Feuer fängt mit Funken an

Roman. Eine New-Adult-Romance. | Humorvolle Liebesgeschichte mit Feuerwehrmann und chaotischer Heldin

Ein humorvoller New-Adult-Roman um eine chaotische Langzeit-Singlefrau und einen alleinerziehenden Feuerwehrmann, der hin und hergerissen ist zwischen seinen Gefühlen und der Verpflichtung gegenüber seiner Tochter

»Die dichten Schwaden der Nebelmaschine erinnern mich an Feuer, Feuer erinnert mich an Brände, Brände erinnern mich an Victor und das wiederum erinnert mich daran, dass ich hoffnungslos verloren bin.«

Jamie ist ihre Dating-Misere nur noch leid.
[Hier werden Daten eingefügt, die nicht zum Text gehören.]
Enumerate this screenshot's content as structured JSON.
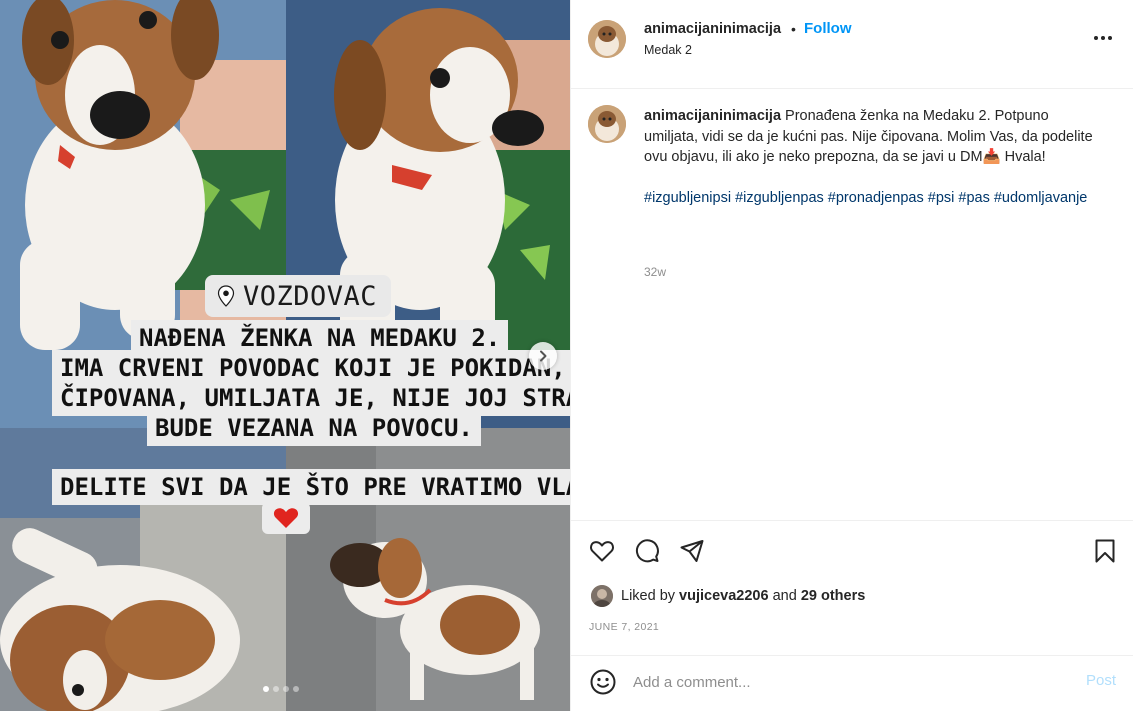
{
  "post": {
    "username": "animacijaninimacija",
    "separator": "•",
    "follow_label": "Follow",
    "location": "Medak 2",
    "more_icon": "more-horizontal-icon"
  },
  "caption": {
    "username": "animacijaninimacija",
    "text": "Pronađena ženka na Medaku 2. Potpuno umiljata, vidi se da je kućni pas. Nije čipovana. Molim Vas, da podelite ovu objavu, ili ako je neko prepozna, da se javi u DM📥 Hvala!",
    "hashtags": "#izgubljenipsi #izgubljenpas #pronadjenpas #psi #pas #udomljavanje",
    "age": "32w"
  },
  "media": {
    "location_sticker": "VOZDOVAC",
    "overlay_lines": [
      "NAĐENA ŽENKA NA MEDAKU 2.",
      "IMA CRVENI POVODAC  KOJI JE POKIDAN, NIJE",
      "ČIPOVANA, UMILJATA JE, NIJE JOJ STRANO DA",
      "BUDE VEZANA NA POVOCU."
    ],
    "overlay_footer": "DELITE SVI DA JE ŠTO PRE VRATIMO VLASNIKU",
    "heart": "❤️",
    "carousel_count": 4,
    "carousel_active": 0
  },
  "actions": {
    "like_icon": "heart-outline-icon",
    "comment_icon": "comment-bubble-icon",
    "share_icon": "paper-plane-icon",
    "save_icon": "bookmark-icon"
  },
  "likes": {
    "prefix": "Liked by",
    "user": "vujiceva2206",
    "conjunction": "and",
    "others": "29 others"
  },
  "date": "JUNE 7, 2021",
  "comment_box": {
    "placeholder": "Add a comment...",
    "post_label": "Post"
  },
  "colors": {
    "link_blue": "#0095f6",
    "hashtag_blue": "#00376b",
    "post_disabled": "#b2dffc",
    "secondary_text": "#8e8e8e"
  }
}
Ständig heißt es für die quirlige Vollzeit-Chaotin Endstation Friendzone. Doch das muss sich dringend ändern, als sie den traumhaften Feuerwehrmann Victor kennenlernt und sich Hals über Kopf in ihn verliebt. Ungünstig ist dabei nur, dass er bislang nur Platz für eine Frau in seinem Leben hatte: seine kleine Tochter Ella. Doch schon von Berufs wegen kennt sich Victor bestens mit aller Art von Bränden aus und das, was da zwischen Jamie und ihm schwelt, hat großes Potenzial sein Herz in kürzester Zeit in Flammen zu setzen.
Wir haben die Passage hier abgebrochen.